Du Yun: Shark in You

New Focus Recordings FCR 118

Du Yun

There’s something uniquely satisfying about encountering music that doesn’t sound quite like anything one has heard before. This was my experience of Shark in You, a new CD from composer Du Yun. A rising star in the contemporary classical scene – she is a founding member of the International Contemporary Ensemble (ICE), and one of three composers on Boosey & Hawkes’s inaugural Emerging Composers roster – Du Yun has released a non-classical debut that matches the idiosyncratic, compelling strangeness of her concert music.

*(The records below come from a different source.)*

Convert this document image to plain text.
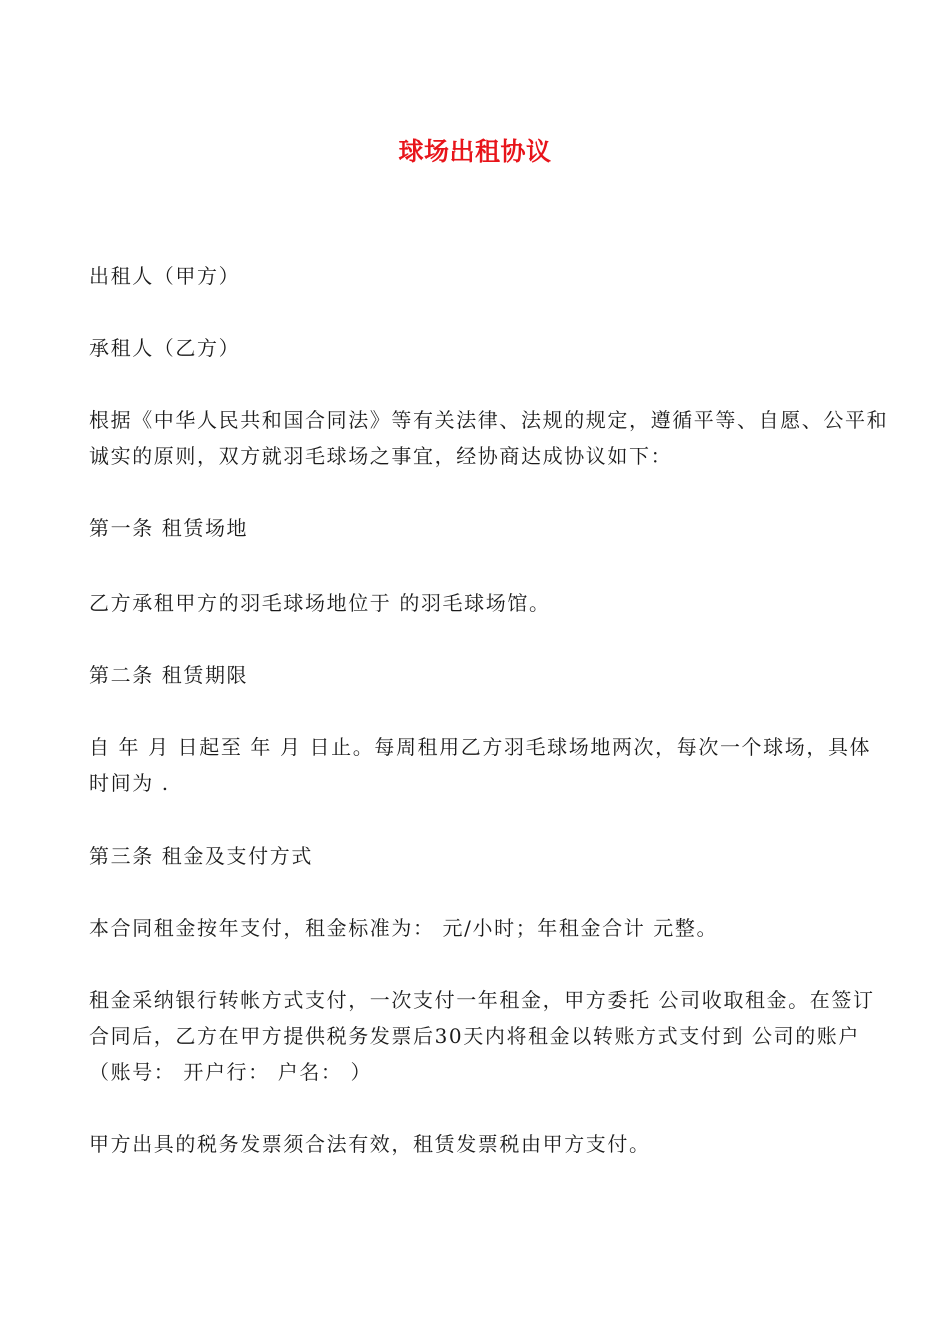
球场出租协议
出租人（甲方）
承租人（乙方）
根据《中华人民共和国合同法》等有关法律、法规的规定，遵循平等、自愿、公平和诚实的原则，双方就羽毛球场之事宜，经协商达成协议如下：
第一条 租赁场地
乙方承租甲方的羽毛球场地位于 的羽毛球场馆。
第二条 租赁期限
自 年 月 日起至 年 月 日止。每周租用乙方羽毛球场地两次，每次一个球场，具体时间为 .
第三条 租金及支付方式
本合同租金按年支付，租金标准为： 元/小时；年租金合计 元整。
租金采纳银行转帐方式支付，一次支付一年租金，甲方委托 公司收取租金。在签订合同后，乙方在甲方提供税务发票后30天内将租金以转账方式支付到 公司的账户（账号： 开户行： 户名： ）
甲方出具的税务发票须合法有效，租赁发票税由甲方支付。
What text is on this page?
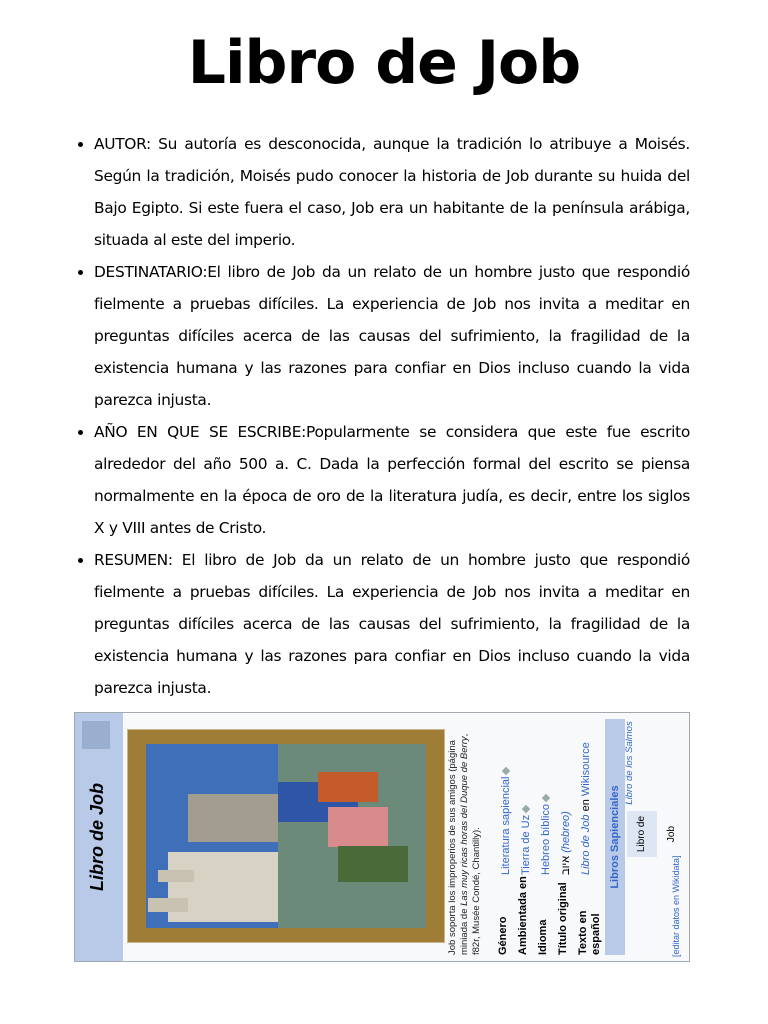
Libro de Job
• AUTOR: Su autoría es desconocida, aunque la tradición lo atribuye a Moisés. Según la tradición, Moisés pudo conocer la historia de Job durante su huida del Bajo Egipto. Si este fuera el caso, Job era un habitante de la península arábiga, situada al este del imperio.
• DESTINATARIO:El libro de Job da un relato de un hombre justo que respondió fielmente a pruebas difíciles. La experiencia de Job nos invita a meditar en preguntas difíciles acerca de las causas del sufrimiento, la fragilidad de la existencia humana y las razones para confiar en Dios incluso cuando la vida parezca injusta.
• AÑO EN QUE SE ESCRIBE:Popularmente se considera que este fue escrito alrededor del año 500 a. C. Dada la perfección formal del escrito se piensa normalmente en la época de oro de la literatura judía, es decir, entre los siglos X y VIII antes de Cristo.
• RESUMEN: El libro de Job da un relato de un hombre justo que respondió fielmente a pruebas difíciles. La experiencia de Job nos invita a meditar en preguntas difíciles acerca de las causas del sufrimiento, la fragilidad de la existencia humana y las razones para confiar en Dios incluso cuando la vida parezca injusta.
Libro de Job	Job soporta los improperios de sus amigos (página miniada de Las muy ricas horas del Duque de Berry, f82r, Musée Condé, Chantilly). Género
Literatura sapiencial
Ambientada en
Tierra de Uz
Idioma
Hebreo bíblico
Título original
איוב (hebreo)
Texto en español
Libro de Job en Wikisource
Libros Sapienciales	Libro de Job
Libro de los Salmos
[editar datos en Wikidata]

The infectious beats and breathy vocals of the first few tracks of Shark in You initially call to mind Björk. But as the album unfolds – and it is very much an album, best experienced as a whole – new dimensions continually emerge. The vocal and instrumental inflections seem to migrate imperceptibly from Asia to the Middle East. There are visceral cabaret numbers, songs that sound like Kurt Weill ballads reimagined for the twenty-first century, with Tom Waits and Jeff Buckley lurking in the wings. The disc culminates, surprisingly and effectively, in an effervescent remake of “Johnny I Hardly Knew Ye.”

While Du Yun’s sonic imagination and evocative vocals are at the heart of Shark in You, the album represents a collaborative effort among a collection of stellar musicians: Cody Brown (drums), Peter Evans (trumpet), Gareth Flowers (trumpet), Peter Hanson (kazoo/accordion), Matt Haimovitz (cello), Andy Hunter (trombone), Brad Henkel (trumpet), Daniel Lippel (guitar), E.J. Parker (bass), Erik Spangler (beats, theremin, turntable), Chris Trzcinski (drums), J.Q. Whitcomb (trumpet), and ZIYA (tabla/percussion). Spangler co-wrote four tracks with Du Yun, while Flowers and Haimovitz each co-wrote one.

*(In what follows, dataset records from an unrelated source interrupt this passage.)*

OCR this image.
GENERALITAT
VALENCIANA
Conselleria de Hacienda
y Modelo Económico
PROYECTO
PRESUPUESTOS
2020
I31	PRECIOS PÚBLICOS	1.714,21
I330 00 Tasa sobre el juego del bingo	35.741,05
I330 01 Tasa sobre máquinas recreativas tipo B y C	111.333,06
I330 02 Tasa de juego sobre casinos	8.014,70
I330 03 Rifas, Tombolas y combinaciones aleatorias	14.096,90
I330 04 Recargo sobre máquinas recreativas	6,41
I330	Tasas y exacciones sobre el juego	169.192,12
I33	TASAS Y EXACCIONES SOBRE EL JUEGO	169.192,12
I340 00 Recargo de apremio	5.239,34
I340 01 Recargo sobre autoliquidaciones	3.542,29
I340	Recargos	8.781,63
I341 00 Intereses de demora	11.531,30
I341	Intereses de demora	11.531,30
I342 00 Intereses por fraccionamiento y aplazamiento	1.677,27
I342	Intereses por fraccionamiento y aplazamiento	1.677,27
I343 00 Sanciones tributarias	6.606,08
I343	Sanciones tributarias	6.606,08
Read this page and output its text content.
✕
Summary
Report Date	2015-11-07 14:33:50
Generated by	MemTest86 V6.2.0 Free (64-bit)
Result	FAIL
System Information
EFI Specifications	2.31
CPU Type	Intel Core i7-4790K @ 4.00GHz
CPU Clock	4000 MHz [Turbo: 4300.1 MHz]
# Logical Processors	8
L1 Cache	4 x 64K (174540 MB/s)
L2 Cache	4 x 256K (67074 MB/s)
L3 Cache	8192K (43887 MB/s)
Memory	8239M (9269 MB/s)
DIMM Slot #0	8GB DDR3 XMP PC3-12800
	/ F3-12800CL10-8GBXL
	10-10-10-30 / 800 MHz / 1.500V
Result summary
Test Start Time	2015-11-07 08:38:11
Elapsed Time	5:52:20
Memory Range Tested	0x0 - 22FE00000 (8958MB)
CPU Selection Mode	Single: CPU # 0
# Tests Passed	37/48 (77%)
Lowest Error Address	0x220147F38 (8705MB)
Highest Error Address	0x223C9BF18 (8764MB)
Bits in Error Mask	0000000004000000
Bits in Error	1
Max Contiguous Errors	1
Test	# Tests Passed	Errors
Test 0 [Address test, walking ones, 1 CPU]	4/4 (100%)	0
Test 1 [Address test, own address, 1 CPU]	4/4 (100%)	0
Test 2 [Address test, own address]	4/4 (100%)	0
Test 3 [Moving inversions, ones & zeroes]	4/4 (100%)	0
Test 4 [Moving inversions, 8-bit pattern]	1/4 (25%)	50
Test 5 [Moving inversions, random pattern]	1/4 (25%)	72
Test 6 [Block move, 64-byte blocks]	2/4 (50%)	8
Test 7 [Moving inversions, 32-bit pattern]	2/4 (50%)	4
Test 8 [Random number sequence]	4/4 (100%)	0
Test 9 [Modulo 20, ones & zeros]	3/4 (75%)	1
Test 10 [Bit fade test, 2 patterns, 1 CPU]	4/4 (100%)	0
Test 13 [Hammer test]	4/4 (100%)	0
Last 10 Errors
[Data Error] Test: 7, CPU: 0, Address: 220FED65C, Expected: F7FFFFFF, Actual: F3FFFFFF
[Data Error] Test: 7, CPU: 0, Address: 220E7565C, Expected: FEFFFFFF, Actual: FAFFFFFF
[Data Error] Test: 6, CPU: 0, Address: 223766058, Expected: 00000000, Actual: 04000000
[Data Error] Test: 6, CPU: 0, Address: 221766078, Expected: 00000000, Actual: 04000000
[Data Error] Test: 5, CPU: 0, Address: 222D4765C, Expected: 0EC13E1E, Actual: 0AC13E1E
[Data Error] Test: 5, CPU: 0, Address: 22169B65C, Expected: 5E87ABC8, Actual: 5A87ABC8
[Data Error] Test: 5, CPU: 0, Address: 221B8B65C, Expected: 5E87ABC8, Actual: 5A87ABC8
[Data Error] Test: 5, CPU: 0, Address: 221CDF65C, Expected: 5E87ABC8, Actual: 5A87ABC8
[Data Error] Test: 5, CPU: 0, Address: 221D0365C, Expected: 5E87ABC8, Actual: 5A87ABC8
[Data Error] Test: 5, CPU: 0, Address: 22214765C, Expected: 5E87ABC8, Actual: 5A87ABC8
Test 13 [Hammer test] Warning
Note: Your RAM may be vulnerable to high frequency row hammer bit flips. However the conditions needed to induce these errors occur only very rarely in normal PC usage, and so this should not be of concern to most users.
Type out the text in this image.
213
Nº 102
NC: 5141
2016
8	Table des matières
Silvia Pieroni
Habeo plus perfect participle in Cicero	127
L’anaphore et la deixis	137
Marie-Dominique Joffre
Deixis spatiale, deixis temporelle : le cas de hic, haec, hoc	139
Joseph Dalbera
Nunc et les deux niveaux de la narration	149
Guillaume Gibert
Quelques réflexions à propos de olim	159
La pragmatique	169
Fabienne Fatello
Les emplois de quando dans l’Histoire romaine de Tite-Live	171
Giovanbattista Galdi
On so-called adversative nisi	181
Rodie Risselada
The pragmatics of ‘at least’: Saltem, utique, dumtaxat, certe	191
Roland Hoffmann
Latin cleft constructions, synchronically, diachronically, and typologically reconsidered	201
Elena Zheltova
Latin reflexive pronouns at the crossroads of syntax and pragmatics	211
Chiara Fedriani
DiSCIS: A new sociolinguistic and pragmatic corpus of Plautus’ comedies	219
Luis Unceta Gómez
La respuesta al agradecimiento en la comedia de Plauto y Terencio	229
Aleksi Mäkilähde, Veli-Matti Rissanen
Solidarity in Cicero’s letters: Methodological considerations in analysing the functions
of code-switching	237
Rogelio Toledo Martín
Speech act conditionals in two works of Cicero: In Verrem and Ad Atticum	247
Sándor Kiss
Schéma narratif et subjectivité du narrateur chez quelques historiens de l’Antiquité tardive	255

The resonance between Du Yun and Björk ultimately has more to do with sensibility than sound. Their art doesn’t render genre irrelevant so much as it revels in transcending it. New Yorker music critic Alex Ross has written that Björk’s work is “free both of the fear of pretension that limits popular music and of the fear of vulgarity that limits classical music. The creative artist once more moves along an unbroken continuum, from folk to art and back again.” Shark In You reveals a similar fearlessness, a willingness to venture across stylistic boundaries in pursuit of a singular musical vision.